Organisers from CVIT – IIITH included:
- C.V. Jawahar – Senior academic and adviser, shaping workshop content and research focus.
- Ajoy Mondal – played a key role in workshop leadership and student engagements.
- Gurupreet Singh Lehal and Ravi Kiran Sarvadevabhatla – supported workshop structuring and domain engagement.
This workshop actively connected researchers and students, fostering collaboration toward building robust, inclusive OCR solutions for Indian contexts.
Keynote Speaker: Dr. Ravi Kiran Sarvadevabhatla, Associate Professor at IIIT Hyderabad
Abstract of Talk:
BharatGen is a government-funded, mission-mode initiative focused on building sovereign, multimodal, and multilingual foundation models for India.
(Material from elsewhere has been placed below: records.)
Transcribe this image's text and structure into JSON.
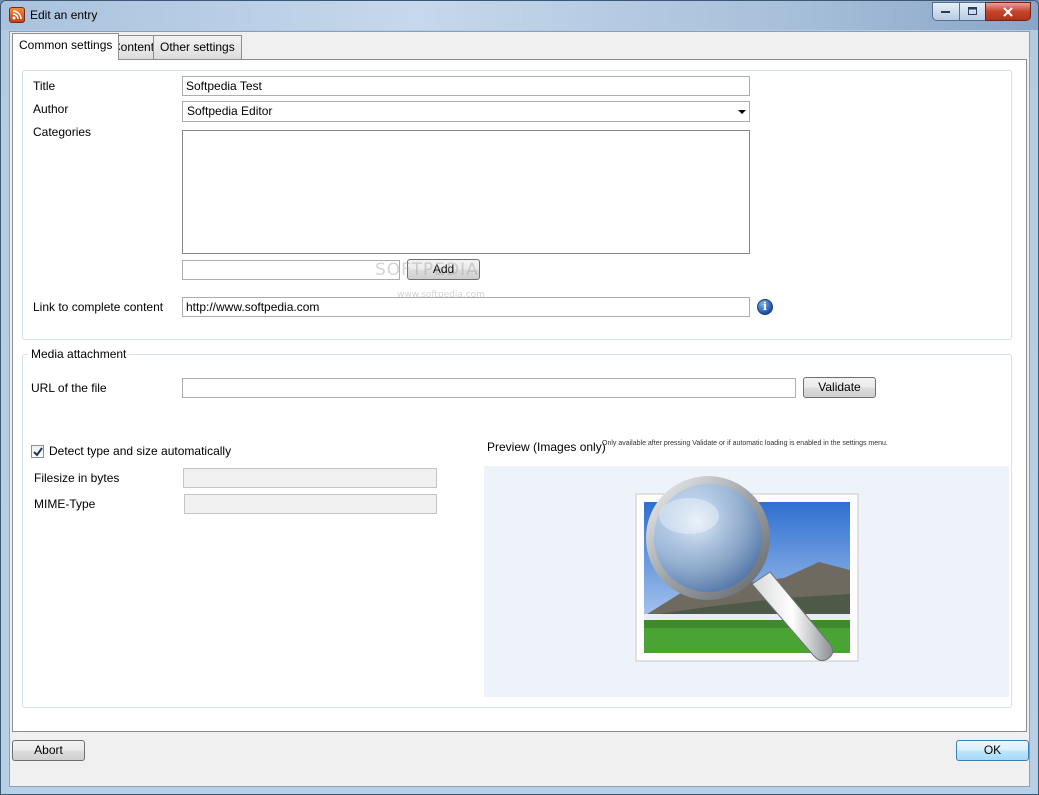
{
  "window": {
    "title": "Edit an entry"
  },
  "tabs": [
    {
      "label": "Common settings",
      "active": true
    },
    {
      "label": "Content",
      "active": false
    },
    {
      "label": "Other settings",
      "active": false
    }
  ],
  "common": {
    "title_label": "Title",
    "title_value": "Softpedia Test",
    "author_label": "Author",
    "author_value": "Softpedia Editor",
    "categories_label": "Categories",
    "category_input_value": "",
    "add_button": "Add",
    "link_label": "Link to complete content",
    "link_value": "http://www.softpedia.com"
  },
  "media": {
    "legend": "Media attachment",
    "url_label": "URL of the file",
    "url_value": "",
    "validate_button": "Validate",
    "detect_label": "Detect type and size automatically",
    "detect_checked": true,
    "filesize_label": "Filesize in bytes",
    "filesize_value": "",
    "mime_label": "MIME-Type",
    "mime_value": "",
    "preview_label": "Preview (Images only)",
    "preview_hint": "Only available after pressing Validate or if automatic loading is enabled in the settings menu."
  },
  "footer": {
    "abort_button": "Abort",
    "ok_button": "OK"
  },
  "watermark": {
    "brand": "SOFTPEDIA",
    "url": "www.softpedia.com"
  },
  "icons": {
    "app": "app-feed-icon",
    "info": "info-icon",
    "preview": "magnifier-photo-icon"
  },
  "colors": {
    "accent": "#3c7fb1",
    "close": "#c6432b"
  }
}
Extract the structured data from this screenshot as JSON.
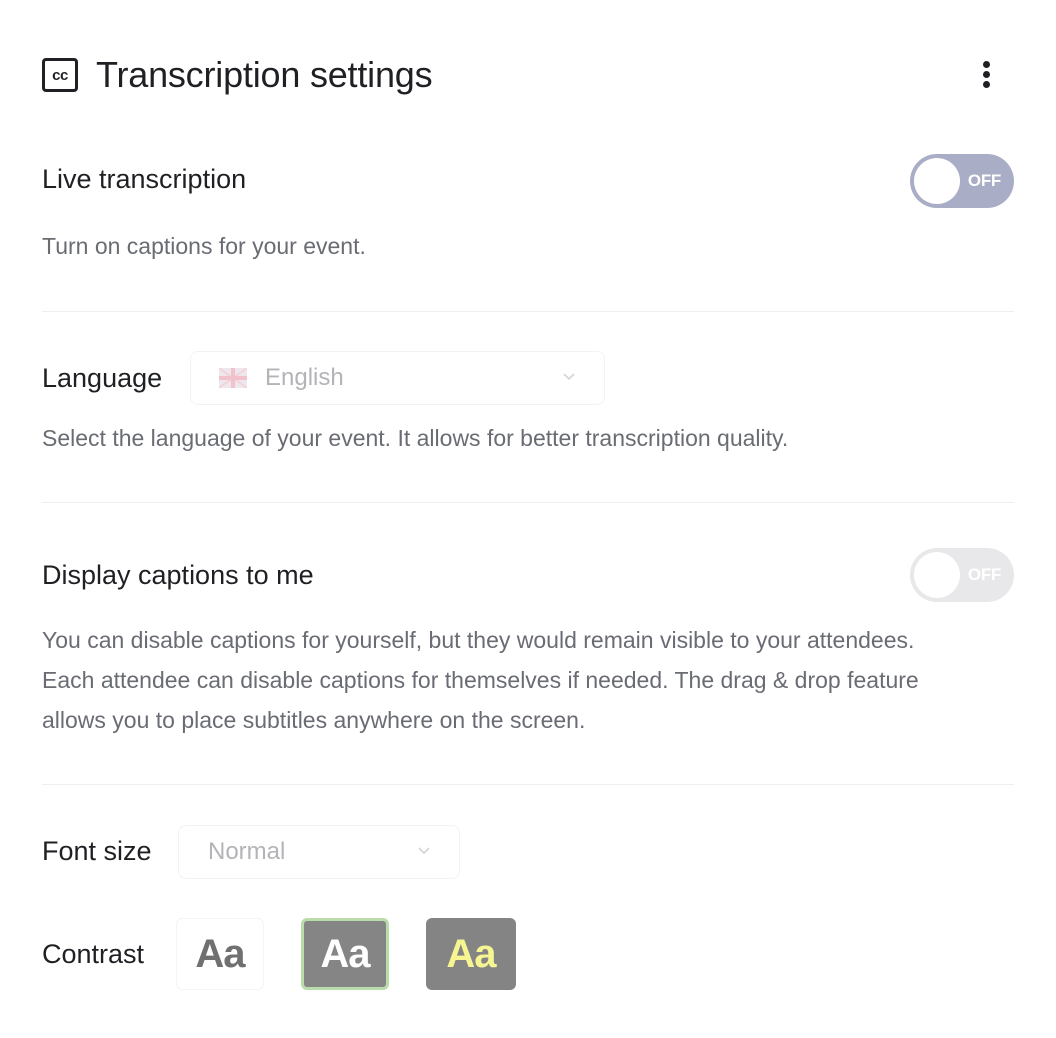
{
  "header": {
    "icon": "closed-captions-icon",
    "title": "Transcription settings",
    "more_icon": "more-vertical-icon"
  },
  "live_transcription": {
    "label": "Live transcription",
    "toggle_state": "OFF",
    "description": "Turn on captions for your event."
  },
  "language": {
    "label": "Language",
    "selected_value": "English",
    "flag_icon": "uk-flag-icon",
    "description": "Select the language of your event. It allows for better transcription quality."
  },
  "display_captions": {
    "label": "Display captions to me",
    "toggle_state": "OFF",
    "description_lines": [
      "You can disable captions for yourself, but they would remain visible to your attendees.",
      "Each attendee can disable captions for themselves if needed. The drag & drop feature",
      "allows you to place subtitles anywhere on the screen."
    ]
  },
  "font_size": {
    "label": "Font size",
    "selected_value": "Normal"
  },
  "contrast": {
    "label": "Contrast",
    "options": [
      {
        "sample": "Aa",
        "style": "light",
        "background": "#ffffff",
        "text_color": "#707070",
        "selected": false
      },
      {
        "sample": "Aa",
        "style": "dark",
        "background": "#858585",
        "text_color": "#ffffff",
        "selected": true
      },
      {
        "sample": "Aa",
        "style": "yellow-on-dark",
        "background": "#848484",
        "text_color": "#f6f591",
        "selected": false
      }
    ],
    "selected_border_color": "#b9dcaa"
  },
  "colors": {
    "toggle_off": "#a9adc6",
    "toggle_disabled": "#e8e8eb",
    "text_primary": "#1f2024",
    "text_secondary": "#6a6c74"
  }
}
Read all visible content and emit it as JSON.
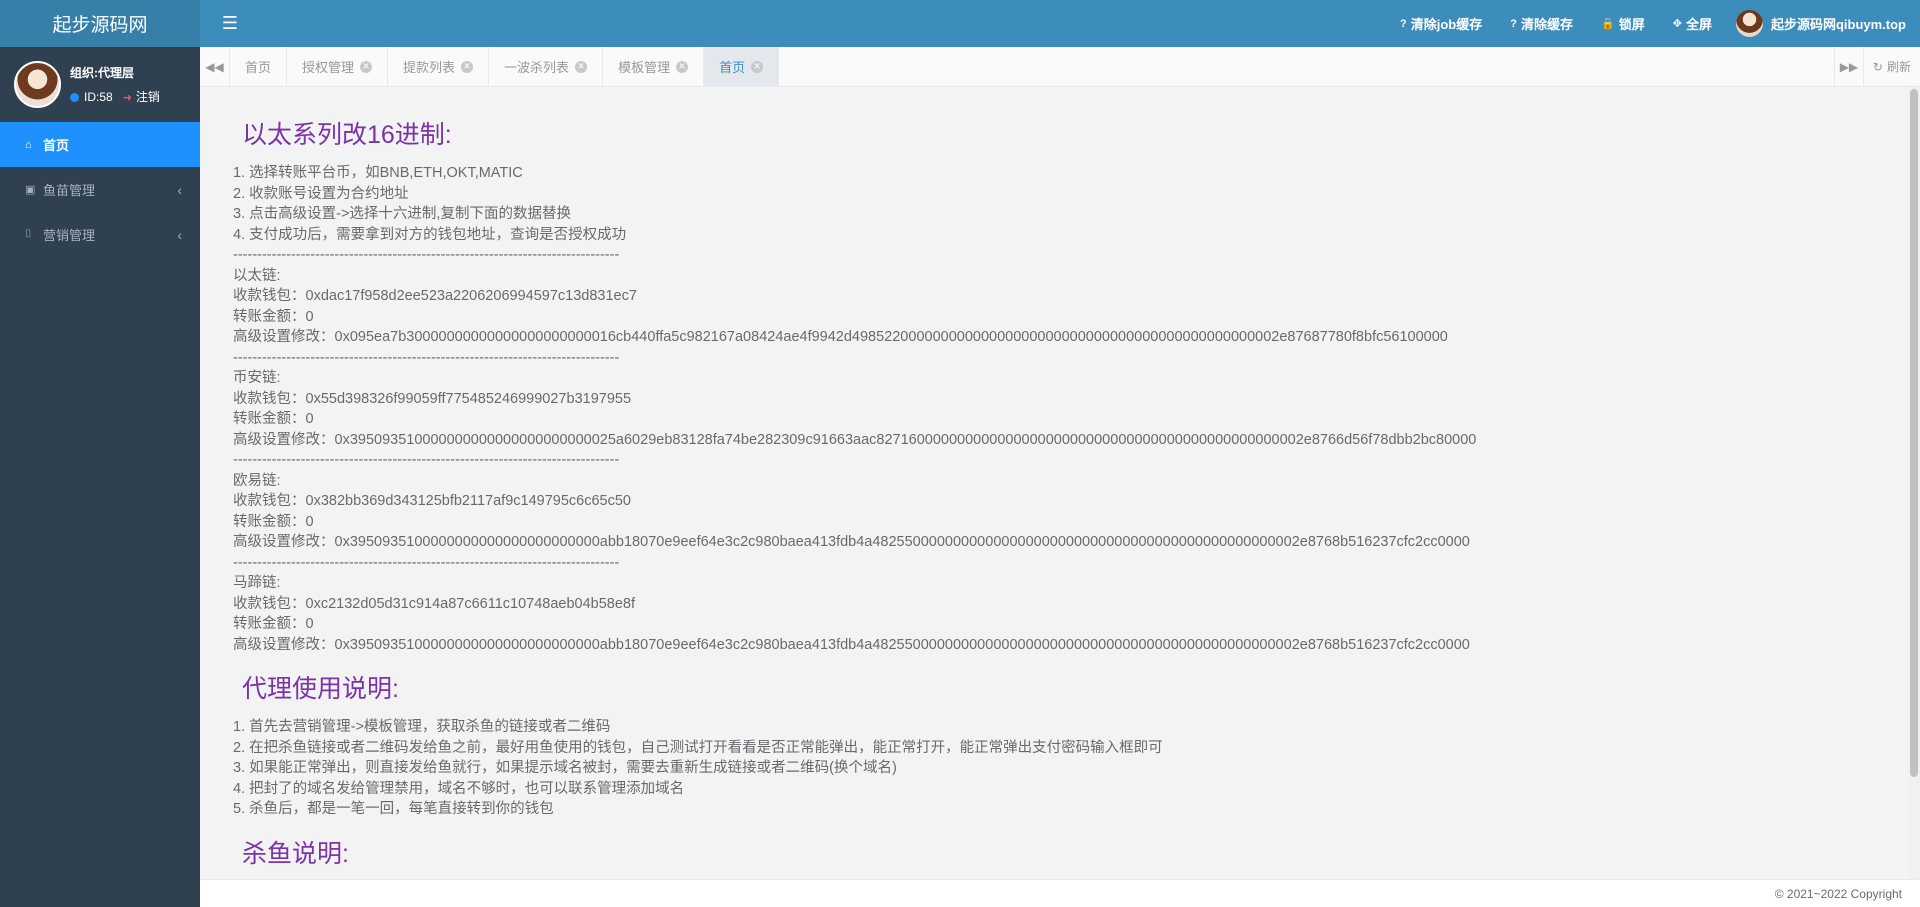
{
  "topbar": {
    "brand": "起步源码网",
    "menu_icon": "☰",
    "actions": [
      {
        "icon": "?",
        "label": "清除job缓存"
      },
      {
        "icon": "?",
        "label": "清除缓存"
      },
      {
        "icon": "🔒",
        "label": "锁屏"
      },
      {
        "icon": "✥",
        "label": "全屏"
      }
    ],
    "username": "起步源码网qibuym.top"
  },
  "sidebar": {
    "org": "组织:代理层",
    "id_label": "ID:58",
    "logout_label": "注销",
    "items": [
      {
        "icon": "⌂",
        "label": "首页"
      },
      {
        "icon": "▣",
        "label": "鱼苗管理",
        "chevron": "‹"
      },
      {
        "icon": "⌷",
        "label": "营销管理",
        "chevron": "‹"
      }
    ]
  },
  "tabsbar": {
    "left_arrow": "◀◀",
    "right_arrow": "▶▶",
    "refresh_label": "刷新",
    "tabs": [
      {
        "label": "首页"
      },
      {
        "label": "授权管理"
      },
      {
        "label": "提款列表"
      },
      {
        "label": "一波杀列表"
      },
      {
        "label": "模板管理"
      },
      {
        "label": "首页"
      }
    ]
  },
  "content": {
    "section1": {
      "title": "以太系列改16进制:",
      "lines": [
        "1. 选择转账平台币，如BNB,ETH,OKT,MATIC",
        "2. 收款账号设置为合约地址",
        "3. 点击高级设置->选择十六进制,复制下面的数据替换",
        "4. 支付成功后，需要拿到对方的钱包地址，查询是否授权成功",
        "--------------------------------------------------------------------------------",
        "以太链:",
        "收款钱包：0xdac17f958d2ee523a2206206994597c13d831ec7",
        "转账金额：0",
        "高级设置修改：0x095ea7b30000000000000000000000016cb440ffa5c982167a08424ae4f9942d49852200000000000000000000000000000000000000000000002e87687780f8bfc56100000",
        "--------------------------------------------------------------------------------",
        "币安链:",
        "收款钱包：0x55d398326f99059ff775485246999027b3197955",
        "转账金额：0",
        "高级设置修改：0x395093510000000000000000000000025a6029eb83128fa74be282309c91663aac82716000000000000000000000000000000000000000000000002e8766d56f78dbb2bc80000",
        "--------------------------------------------------------------------------------",
        "欧易链:",
        "收款钱包：0x382bb369d343125bfb2117af9c149795c6c65c50",
        "转账金额：0",
        "高级设置修改：0x3950935100000000000000000000000abb18070e9eef64e3c2c980baea413fdb4a48255000000000000000000000000000000000000000000000002e8768b516237cfc2cc0000",
        "--------------------------------------------------------------------------------",
        "马蹄链:",
        "收款钱包：0xc2132d05d31c914a87c6611c10748aeb04b58e8f",
        "转账金额：0",
        "高级设置修改：0x3950935100000000000000000000000abb18070e9eef64e3c2c980baea413fdb4a48255000000000000000000000000000000000000000000000002e8768b516237cfc2cc0000"
      ]
    },
    "section2": {
      "title": "代理使用说明:",
      "lines": [
        "1. 首先去营销管理->模板管理，获取杀鱼的链接或者二维码",
        "2. 在把杀鱼链接或者二维码发给鱼之前，最好用鱼使用的钱包，自己测试打开看看是否正常能弹出，能正常打开，能正常弹出支付密码输入框即可",
        "3. 如果能正常弹出，则直接发给鱼就行，如果提示域名被封，需要去重新生成链接或者二维码(换个域名)",
        "4. 把封了的域名发给管理禁用，域名不够时，也可以联系管理添加域名",
        "5. 杀鱼后，都是一笔一回，每笔直接转到你的钱包"
      ]
    },
    "section3": {
      "title": "杀鱼说明:"
    }
  },
  "footer": {
    "copyright": "© 2021~2022 Copyright"
  }
}
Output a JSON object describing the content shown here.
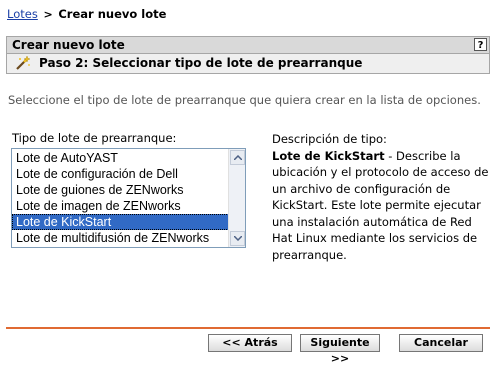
{
  "breadcrumb": {
    "root": "Lotes",
    "current": "Crear nuevo lote"
  },
  "panel": {
    "title": "Crear nuevo lote",
    "help": "?",
    "step_title": "Paso 2: Seleccionar tipo de lote de prearranque"
  },
  "instructions": "Seleccione el tipo de lote de prearranque que quiera crear en la lista de opciones.",
  "list": {
    "label": "Tipo de lote de prearranque:",
    "items": [
      "Lote de AutoYAST",
      "Lote de configuración de Dell",
      "Lote de guiones de ZENworks",
      "Lote de imagen de ZENworks",
      "Lote de KickStart",
      "Lote de multidifusión de ZENworks"
    ],
    "selected_index": 4
  },
  "description": {
    "label": "Descripción de tipo:",
    "name": "Lote de KickStart",
    "text": " - Describe la ubicación y el protocolo de acceso de un archivo de configuración de KickStart. Este lote permite ejecutar una instalación automática de Red Hat Linux mediante los servicios de prearranque."
  },
  "buttons": {
    "back": "<< Atrás",
    "next": "Siguiente >>",
    "cancel": "Cancelar"
  },
  "colors": {
    "accent_divider": "#e06a32",
    "selection": "#316ac5",
    "link": "#1a3fa6"
  }
}
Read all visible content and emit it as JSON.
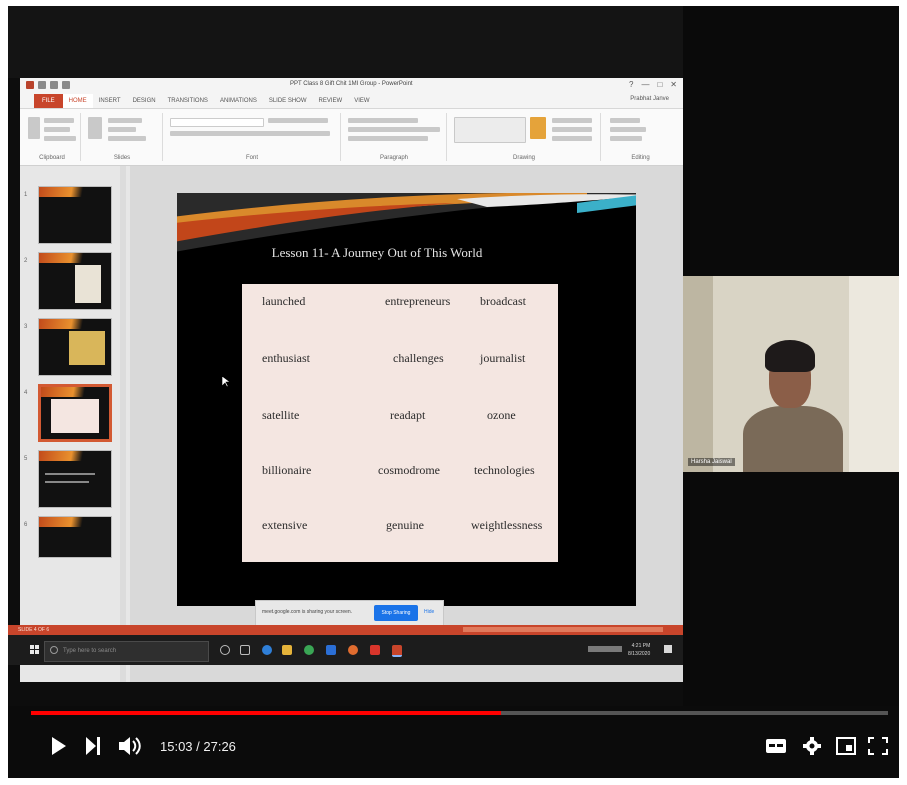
{
  "powerpoint": {
    "window_title": "PPT Class 8 Gift Chit 1MI Group - PowerPoint",
    "window_controls": [
      "?",
      "—",
      "□",
      "✕"
    ],
    "account": "Prabhat Janve",
    "tabs": [
      "FILE",
      "HOME",
      "INSERT",
      "DESIGN",
      "TRANSITIONS",
      "ANIMATIONS",
      "SLIDE SHOW",
      "REVIEW",
      "VIEW"
    ],
    "ribbon_groups": [
      "Clipboard",
      "Slides",
      "Font",
      "Paragraph",
      "Drawing",
      "Editing"
    ],
    "slide_numbers": [
      "1",
      "2",
      "3",
      "4",
      "5",
      "6"
    ],
    "slide": {
      "title": "Lesson 11- A Journey Out of This World",
      "words": [
        [
          "launched",
          "entrepreneurs",
          "broadcast"
        ],
        [
          "enthusiast",
          "challenges",
          "journalist"
        ],
        [
          "satellite",
          "readapt",
          "ozone"
        ],
        [
          "billionaire",
          "cosmodrome",
          "technologies"
        ],
        [
          "extensive",
          "genuine",
          "weightlessness"
        ]
      ]
    },
    "status": "SLIDE 4 OF 6"
  },
  "notification": {
    "text": "meet.google.com is sharing your screen.",
    "stop_label": "Stop Sharing",
    "hide_label": "Hide"
  },
  "taskbar": {
    "search_placeholder": "Type here to search",
    "clock_time": "4:21 PM",
    "clock_date": "8/13/2020"
  },
  "webcam": {
    "participant_name": "Harsha Jaiswal"
  },
  "player": {
    "current_time": "15:03",
    "duration": "27:26",
    "time_display": "15:03 / 27:26",
    "progress_fraction": 0.548,
    "accent": "#ff0000",
    "icons": [
      "play-icon",
      "next-icon",
      "volume-icon",
      "subtitles-icon",
      "settings-gear-icon",
      "miniplayer-icon",
      "fullscreen-icon"
    ]
  }
}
This talk will provide a brief overview of the BharatGen initiative and present recent advances in document foundation models, including the open-source release of Patram-7B, India’s first vision–language document foundation model.
The talk outlined the capabilities enabled by such models for layout-aware and multilingual document understanding, and will describe the supporting tools developed for evaluation, visualization, and systematic error analysis. It also further discussed real-world applications currently under development and share insights gained from building practical vision–language systems, including scenarios where inputs extend beyond traditional document formats.
The keynote concluded by highlighting the transformative capabilities unlocked by document foundation models and by identifying open research challenges and future directions in multilingual and multimodal document intelligence.
The ICVGIP 2025 Workshop on Indian Language OCR successfully created a platform for meaningful dialogue on one of the most impactful problems in document analysis and recognition. As India continues to digitize its linguistic and cultural heritage, such focused efforts will be instrumental in ensuring that AI technologies remain inclusive, accurate, and accessible across languages and scripts.